Last November, the University of Minnesota invited representatives from the Hopi, Zuni and Pueblo tribes view the funerary objects where they are stored at the Weisman Museum.“There was an agreement (with the Minnesota Indian Affairs Council) that the objects will remain in Weisman because it has climate control,” said Susannah Schouweiler, communications director for the Weisman Art Museum.
The tribal representatives also viewed the remains of their ancestors where they are being stored in an osteology lab in St. Paul’s Hamline University by the Minnesota Indian Affairs Council. Schouweiler said the viewings of both the remains and funerary objects were emotional.

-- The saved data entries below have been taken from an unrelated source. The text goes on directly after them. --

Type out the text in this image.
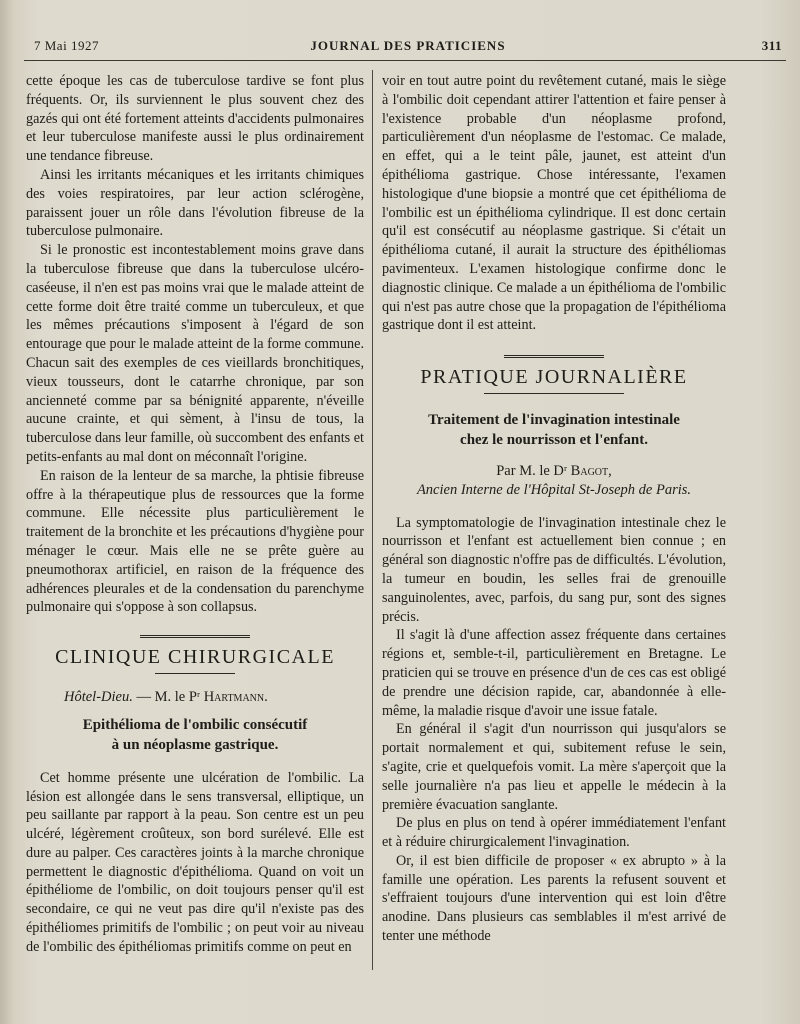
7 Mai 1927	JOURNAL DES PRATICIENS	311

cette époque les cas de tuberculose tardive se font plus fréquents. Or, ils surviennent le plus souvent chez des gazés qui ont été fortement atteints d'accidents pulmonaires et leur tuberculose manifeste aussi le plus ordinairement une tendance fibreuse.

Ainsi les irritants mécaniques et les irritants chimiques des voies respiratoires, par leur action sclérogène, paraissent jouer un rôle dans l'évolution fibreuse de la tuberculose pulmonaire.

Si le pronostic est incontestablement moins grave dans la tuberculose fibreuse que dans la tuberculose ulcéro-caséeuse, il n'en est pas moins vrai que le malade atteint de cette forme doit être traité comme un tuberculeux, et que les mêmes précautions s'imposent à l'égard de son entourage que pour le malade atteint de la forme commune. Chacun sait des exemples de ces vieillards bronchitiques, vieux tousseurs, dont le catarrhe chronique, par son ancienneté comme par sa bénignité apparente, n'éveille aucune crainte, et qui sèment, à l'insu de tous, la tuberculose dans leur famille, où succombent des enfants et petits-enfants au mal dont on méconnaît l'origine.

En raison de la lenteur de sa marche, la phtisie fibreuse offre à la thérapeutique plus de ressources que la forme commune. Elle nécessite plus particulièrement le traitement de la bronchite et les précautions d'hygiène pour ménager le cœur. Mais elle ne se prête guère au pneumothorax artificiel, en raison de la fréquence des adhérences pleurales et de la condensation du parenchyme pulmonaire qui s'oppose à son collapsus.

CLINIQUE CHIRURGICALE
Hôtel-Dieu. — M. le Pʳ Hartmann.
Epithélioma de l'ombilic consécutif
à un néoplasme gastrique.

Cet homme présente une ulcération de l'ombilic. La lésion est allongée dans le sens transversal, elliptique, un peu saillante par rapport à la peau. Son centre est un peu ulcéré, légèrement croûteux, son bord surélevé. Elle est dure au palper. Ces caractères joints à la marche chronique permettent le diagnostic d'épithélioma. Quand on voit un épithéliome de l'ombilic, on doit toujours penser qu'il est secondaire, ce qui ne veut pas dire qu'il n'existe pas des épithéliomes primitifs de l'ombilic ; on peut voir au niveau de l'ombilic des épithéliomas primitifs comme on peut en

voir en tout autre point du revêtement cutané, mais le siège à l'ombilic doit cependant attirer l'attention et faire penser à l'existence probable d'un néoplasme profond, particulièrement d'un néoplasme de l'estomac. Ce malade, en effet, qui a le teint pâle, jaunet, est atteint d'un épithélioma gastrique. Chose intéressante, l'examen histologique d'une biopsie a montré que cet épithélioma de l'ombilic est un épithélioma cylindrique. Il est donc certain qu'il est consécutif au néoplasme gastrique. Si c'était un épithélioma cutané, il aurait la structure des épithéliomas pavimenteux. L'examen histologique confirme donc le diagnostic clinique. Ce malade a un épithélioma de l'ombilic qui n'est pas autre chose que la propagation de l'épithélioma gastrique dont il est atteint.

PRATIQUE JOURNALIÈRE
Traitement de l'invagination intestinale
chez le nourrisson et l'enfant.
Par M. le Dʳ Bagot,
Ancien Interne de l'Hôpital St-Joseph de Paris.

La symptomatologie de l'invagination intestinale chez le nourrisson et l'enfant est actuellement bien connue ; en général son diagnostic n'offre pas de difficultés. L'évolution, la tumeur en boudin, les selles frai de grenouille sanguinolentes, avec, parfois, du sang pur, sont des signes précis.

Il s'agit là d'une affection assez fréquente dans certaines régions et, semble-t-il, particulièrement en Bretagne. Le praticien qui se trouve en présence d'un de ces cas est obligé de prendre une décision rapide, car, abandonnée à elle-même, la maladie risque d'avoir une issue fatale.

En général il s'agit d'un nourrisson qui jusqu'alors se portait normalement et qui, subitement refuse le sein, s'agite, crie et quelquefois vomit. La mère s'aperçoit que la selle journalière n'a pas lieu et appelle le médecin à la première évacuation sanglante.

De plus en plus on tend à opérer immédiatement l'enfant et à réduire chirurgicalement l'invagination.

Or, il est bien difficile de proposer « ex abrupto » à la famille une opération. Les parents la refusent souvent et s'effraient toujours d'une intervention qui est loin d'être anodine. Dans plusieurs cas semblables il m'est arrivé de tenter une méthode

“They don’t distinguish between the objects and the remains,” Schouweiler said. “They are all part of the ancestor.”
Schouweiler said she could not explain why the university’s museum still has hundreds of funerary objects that belong to Native tribes, and why they were on display – something the tribes consider a desecration – as recently as a few years ago.

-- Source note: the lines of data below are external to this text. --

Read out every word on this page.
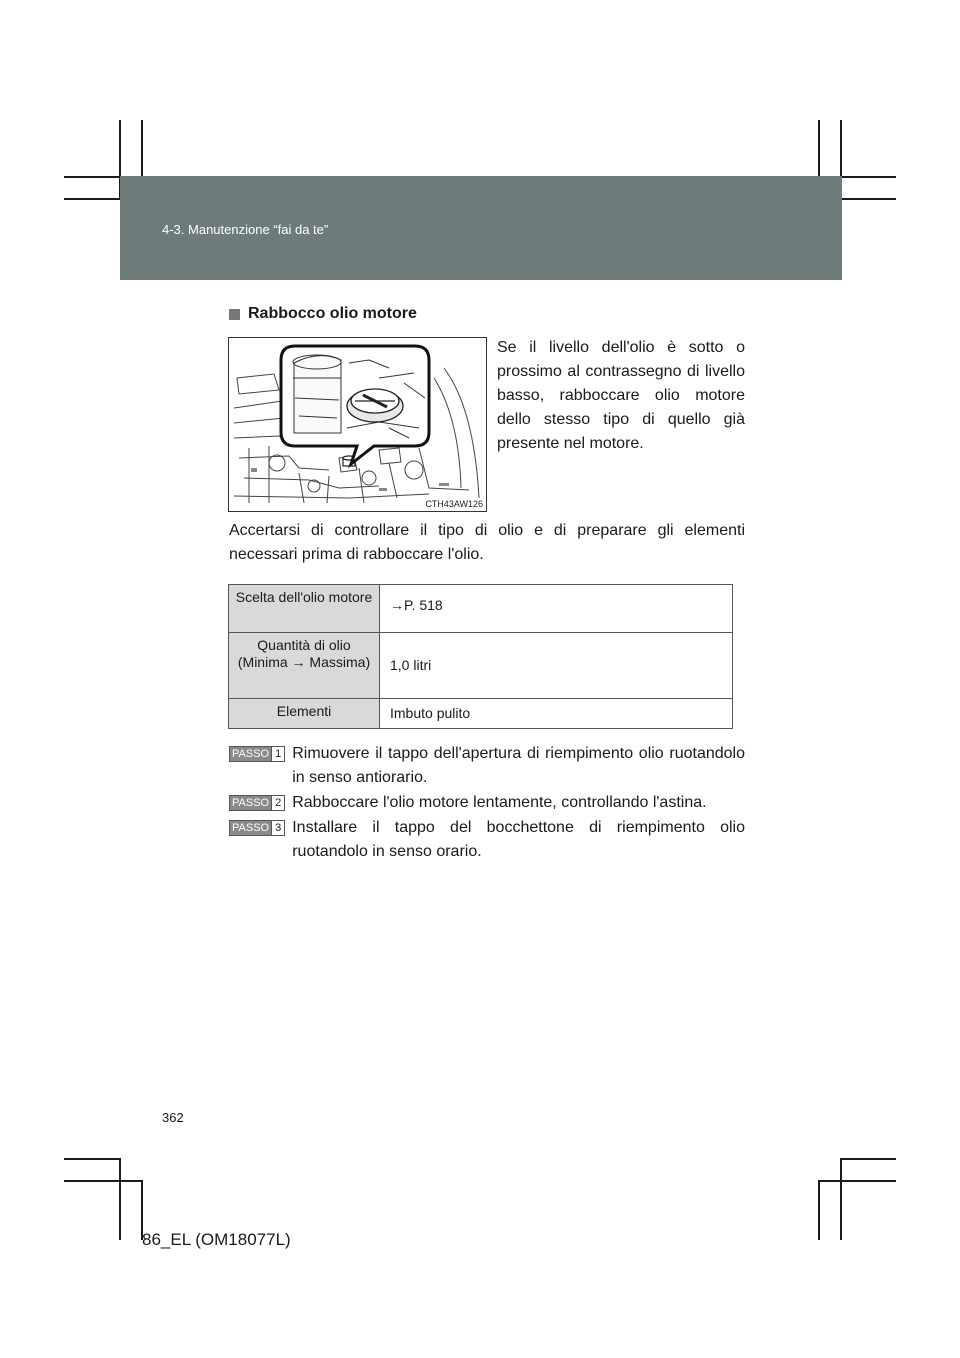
4-3. Manutenzione “fai da te”
Rabbocco olio motore
CTH43AW126
Se il livello dell'olio è sotto o prossimo al contrassegno di livello basso, rabboccare olio motore dello stesso tipo di quello già presente nel motore.
Accertarsi di controllare il tipo di olio e di preparare gli elementi necessari prima di rabboccare l'olio.
Scelta dell'olio motore	→P. 518
Quantità di olio (Minima → Massima)	1,0 litri
Elementi	Imbuto pulito
PASSO 1 Rimuovere il tappo dell'apertura di riempimento olio ruotandolo in senso antiorario.
PASSO 2 Rabboccare l'olio motore lentamente, controllando l'astina.
PASSO 3 Installare il tappo del bocchettone di riempimento olio ruotandolo in senso orario.
362
86_EL (OM18077L)
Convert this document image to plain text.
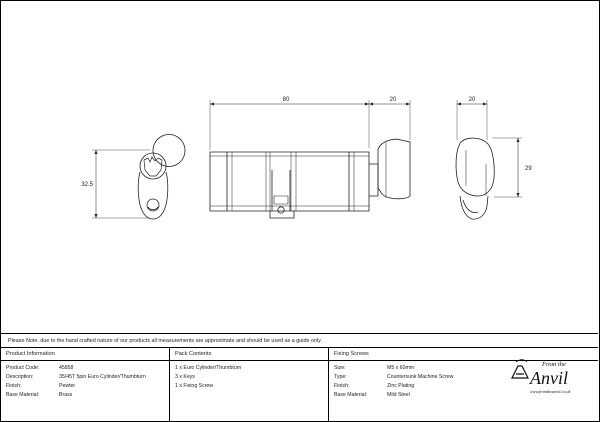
80	20
32.5
20
29
Please Note, due to the hand crafted nature of our products all measurements are approximate and should be used as a guide only.
Product Information
Product Code:	45858
Description:	35/45T 5pin Euro Cylinder/Thumbturn
Finish:	Pewter
Base Material:	Brass
Pack Contents
1 x Euro Cylinder/Thumbturn
3 x Keys
1 x Fixing Screw
Fixing Screws
Size:	M5 x 60mm
Type:	Countersunk Machine Screw
Finish:	Zinc Plating
Base Material:	Mild Steel
From the
Anvil
www.fromtheanvil.co.uk
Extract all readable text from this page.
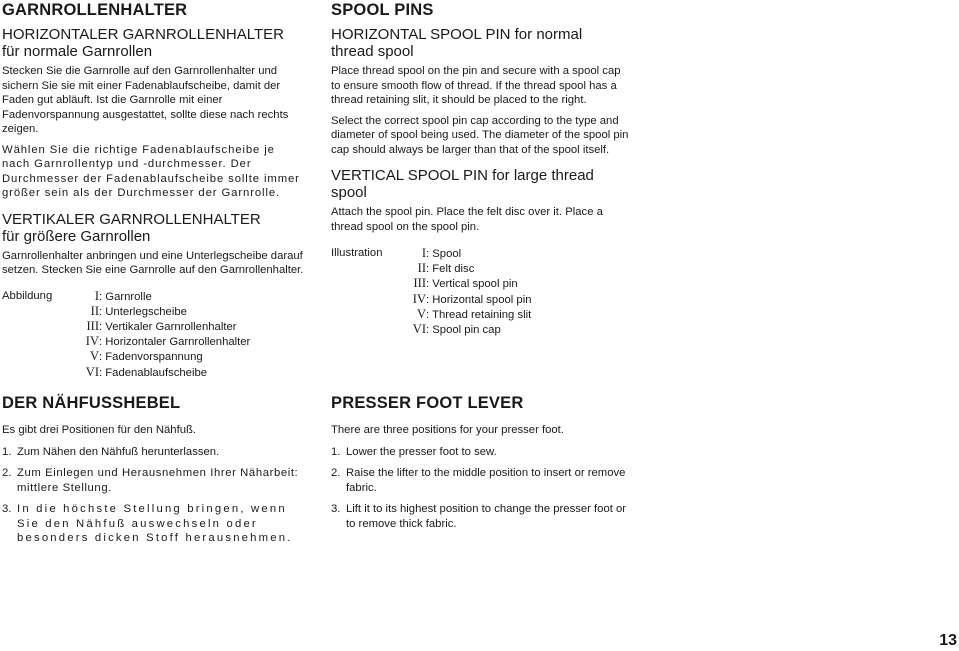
GARNROLLENHALTER
HORIZONTALER GARNROLLENHALTER
für normale Garnrollen

Stecken Sie die Garnrolle auf den Garnrollenhalter und sichern Sie sie mit einer Fadenablaufscheibe, damit der Faden gut abläuft. Ist die Garnrolle mit einer Fadenvorspannung ausgestattet, sollte diese nach rechts zeigen.

Wählen Sie die richtige Fadenablaufscheibe je nach Garnrollentyp und -durchmesser. Der Durchmesser der Fadenablaufscheibe sollte immer größer sein als der Durchmesser der Garnrolle.

VERTIKALER GARNROLLENHALTER
für größere Garnrollen

Garnrollenhalter anbringen und eine Unterlegscheibe darauf setzen. Stecken Sie eine Garnrolle auf den Garnrollenhalter.

Abbildung	I: Garnrolle
II: Unterlegscheibe
III: Vertikaler Garnrollenhalter
IV: Horizontaler Garnrollenhalter
V: Fadenvorspannung
VI: Fadenablaufscheibe
SPOOL PINS
HORIZONTAL SPOOL PIN for normal
thread spool

Place thread spool on the pin and secure with a spool cap to ensure smooth flow of thread. If the thread spool has a thread retaining slit, it should be placed to the right.

Select the correct spool pin cap according to the type and diameter of spool being used. The diameter of the spool pin cap should always be larger than that of the spool itself.

VERTICAL SPOOL PIN for large thread
spool

Attach the spool pin. Place the felt disc over it. Place a thread spool on the spool pin.

Illustration	I: Spool
II: Felt disc
III: Vertical spool pin
IV: Horizontal spool pin
V: Thread retaining slit
VI: Spool pin cap
DER NÄHFUSSHEBEL

Es gibt drei Positionen für den Nähfuß.

1. Zum Nähen den Nähfuß herunterlassen.
2. Zum Einlegen und Herausnehmen Ihrer Näharbeit: mittlere Stellung.
3. In die höchste Stellung bringen, wenn Sie den Nähfuß auswechseln oder besonders dicken Stoff herausnehmen.
PRESSER FOOT LEVER

There are three positions for your presser foot.

1. Lower the presser foot to sew.
2. Raise the lifter to the middle position to insert or remove fabric.
3. Lift it to its highest position to change the presser foot or to remove thick fabric.
13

“I don’t have an answer to that question,” she said. Schouweiler noted that the museum has had a change in leadership, and its current administrators and board members are eager to make things right.
There is no timeline, however, for the repatriation of the university’s cache of funerary objects.

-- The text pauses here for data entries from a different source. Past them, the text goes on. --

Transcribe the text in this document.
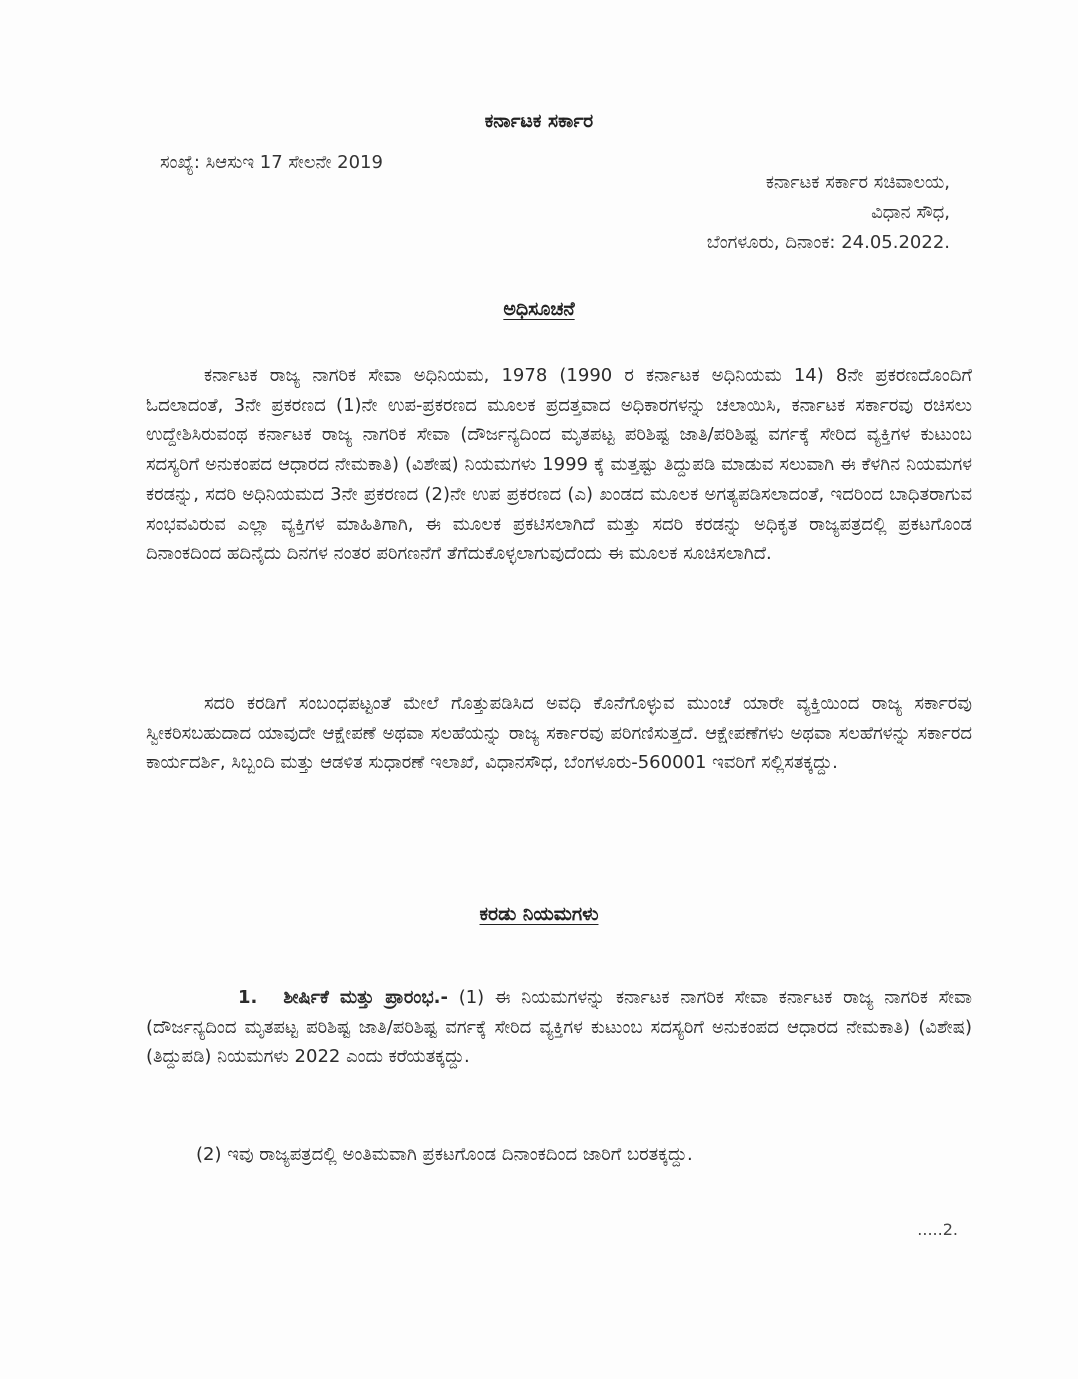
ಕರ್ನಾಟಕ ಸರ್ಕಾರ
ಸಂಖ್ಯೆ: ಸಿಆಸುಇ 17 ಸೇಲನೇ 2019
ಕರ್ನಾಟಕ ಸರ್ಕಾರ ಸಚಿವಾಲಯ,
ವಿಧಾನ ಸೌಧ,
ಬೆಂಗಳೂರು, ದಿನಾಂಕ: 24.05.2022.
ಅಧಿಸೂಚನೆ

ಕರ್ನಾಟಕ ರಾಜ್ಯ ನಾಗರಿಕ ಸೇವಾ ಅಧಿನಿಯಮ, 1978 (1990 ರ ಕರ್ನಾಟಕ ಅಧಿನಿಯಮ 14) 8ನೇ ಪ್ರಕರಣದೊಂದಿಗೆ ಓದಲಾದಂತೆ, 3ನೇ ಪ್ರಕರಣದ (1)ನೇ ಉಪ-ಪ್ರಕರಣದ ಮೂಲಕ ಪ್ರದತ್ತವಾದ ಅಧಿಕಾರಗಳನ್ನು ಚಲಾಯಿಸಿ, ಕರ್ನಾಟಕ ಸರ್ಕಾರವು ರಚಿಸಲು ಉದ್ದೇಶಿಸಿರುವಂಥ ಕರ್ನಾಟಕ ರಾಜ್ಯ ನಾಗರಿಕ ಸೇವಾ (ದೌರ್ಜನ್ಯದಿಂದ ಮೃತಪಟ್ಟ ಪರಿಶಿಷ್ಟ ಜಾತಿ/ಪರಿಶಿಷ್ಟ ವರ್ಗಕ್ಕೆ ಸೇರಿದ ವ್ಯಕ್ತಿಗಳ ಕುಟುಂಬ ಸದಸ್ಯರಿಗೆ ಅನುಕಂಪದ ಆಧಾರದ ನೇಮಕಾತಿ) (ವಿಶೇಷ) ನಿಯಮಗಳು 1999 ಕ್ಕೆ ಮತ್ತಷ್ಟು ತಿದ್ದುಪಡಿ ಮಾಡುವ ಸಲುವಾಗಿ ಈ ಕೆಳಗಿನ ನಿಯಮಗಳ ಕರಡನ್ನು, ಸದರಿ ಅಧಿನಿಯಮದ 3ನೇ ಪ್ರಕರಣದ (2)ನೇ ಉಪ ಪ್ರಕರಣದ (ಎ) ಖಂಡದ ಮೂಲಕ ಅಗತ್ಯಪಡಿಸಲಾದಂತೆ, ಇದರಿಂದ ಬಾಧಿತರಾಗುವ ಸಂಭವವಿರುವ ಎಲ್ಲಾ ವ್ಯಕ್ತಿಗಳ ಮಾಹಿತಿಗಾಗಿ, ಈ ಮೂಲಕ ಪ್ರಕಟಿಸಲಾಗಿದೆ ಮತ್ತು ಸದರಿ ಕರಡನ್ನು ಅಧಿಕೃತ ರಾಜ್ಯಪತ್ರದಲ್ಲಿ ಪ್ರಕಟಗೊಂಡ ದಿನಾಂಕದಿಂದ ಹದಿನೈದು ದಿನಗಳ ನಂತರ ಪರಿಗಣನೆಗೆ ತೆಗೆದುಕೊಳ್ಳಲಾಗುವುದೆಂದು ಈ ಮೂಲಕ ಸೂಚಿಸಲಾಗಿದೆ.

ಸದರಿ ಕರಡಿಗೆ ಸಂಬಂಧಪಟ್ಟಂತೆ ಮೇಲೆ ಗೊತ್ತುಪಡಿಸಿದ ಅವಧಿ ಕೊನೆಗೊಳ್ಳುವ ಮುಂಚೆ ಯಾರೇ ವ್ಯಕ್ತಿಯಿಂದ ರಾಜ್ಯ ಸರ್ಕಾರವು ಸ್ವೀಕರಿಸಬಹುದಾದ ಯಾವುದೇ ಆಕ್ಷೇಪಣೆ ಅಥವಾ ಸಲಹೆಯನ್ನು ರಾಜ್ಯ ಸರ್ಕಾರವು ಪರಿಗಣಿಸುತ್ತದೆ. ಆಕ್ಷೇಪಣೆಗಳು ಅಥವಾ ಸಲಹೆಗಳನ್ನು ಸರ್ಕಾರದ ಕಾರ್ಯದರ್ಶಿ, ಸಿಬ್ಬಂದಿ ಮತ್ತು ಆಡಳಿತ ಸುಧಾರಣೆ ಇಲಾಖೆ, ವಿಧಾನಸೌಧ, ಬೆಂಗಳೂರು-560001 ಇವರಿಗೆ ಸಲ್ಲಿಸತಕ್ಕದ್ದು.

ಕರಡು ನಿಯಮಗಳು

1. ಶೀರ್ಷಿಕೆ ಮತ್ತು ಪ್ರಾರಂಭ.- (1) ಈ ನಿಯಮಗಳನ್ನು ಕರ್ನಾಟಕ ನಾಗರಿಕ ಸೇವಾ ಕರ್ನಾಟಕ ರಾಜ್ಯ ನಾಗರಿಕ ಸೇವಾ (ದೌರ್ಜನ್ಯದಿಂದ ಮೃತಪಟ್ಟ ಪರಿಶಿಷ್ಟ ಜಾತಿ/ಪರಿಶಿಷ್ಟ ವರ್ಗಕ್ಕೆ ಸೇರಿದ ವ್ಯಕ್ತಿಗಳ ಕುಟುಂಬ ಸದಸ್ಯರಿಗೆ ಅನುಕಂಪದ ಆಧಾರದ ನೇಮಕಾತಿ) (ವಿಶೇಷ) (ತಿದ್ದುಪಡಿ) ನಿಯಮಗಳು 2022 ಎಂದು ಕರೆಯತಕ್ಕದ್ದು.

(2) ಇವು ರಾಜ್ಯಪತ್ರದಲ್ಲಿ ಅಂತಿಮವಾಗಿ ಪ್ರಕಟಗೊಂಡ ದಿನಾಂಕದಿಂದ ಜಾರಿಗೆ ಬರತಕ್ಕದ್ದು.

.....2.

“This is a process that could take a long time…and not because we’re dragging our feet,” Schouweiler said.
The problem, she said, is that the tribes “are not ready” to accept the items.
The Hopi, Pueblo and other tribes did not return calls seeking comment.
‘The scale of this is enormous’
The Native American Graves Protection and Repatriation Act provides a process for museums that receive federal funds to repatriate certain Native American cultural items – including human remains, funerary objects, sacred objects and objects of cultural patrimony – to lineal descendants and to Indian tribes. Before NAGPRA was approved a state law implemented in the late 1970s mandated such repatriations.
“For the better part of the last century, there were no legal protections for (Native) burials,” said Dylan Goetsch a cultural resource field investigator for the Minnesota Indian Affairs Council (MIAC), a state agency whose board is comprised of tribal members.
Goetsch, whose mother belongs to the Dakota tribe, said MIAC has repatriated some 2,000 to 3,000 Indian remains, mostly to tribes that live in Minnesota.
But MIAC still has remains that belong to local tribes, including those of two individuals who were dug up in 1900 at the Leaping Rock Site in Pipestone County. One of those individuals is believed to be the son of a Dakota (Sioux) chief who was killed in 1834 attempting to from a cliff about 12 feet above onto Leaping Rock. According to the National Park Service, warriors attempting to prove their bravery jumped from the cliff onto the rock and jammed an arrow into one of its cracks.
Another set of remains were found in 2014 from a sandbar on the Blue Earth River by a canoeist. MIAC also has remains found on a farm in Grant County in the early 1960s, as well as remains found in the fall of 2021 during a water main replacement in Minnetonka.
Meanwhile, the demolition of a home in Hennepin County in 2017 resulted in unearthing the remains of at least eight individuals. And there are many other remains found by accident or through the desecration of known burial grounds throughout the state that have made their way to MIAC.
Goetsch said MIAC’s pace on repatriations is based on several things, including the agency’s funding and the ability of tribes to take possession of remains and funerary artifacts.
“Every couple of years, we have ancestors ready to go home,” he said.
Goetsch also said that the phenomenon of Indian grave desecrations had been massively underestimated.
“The scale of this is enormous,” he said.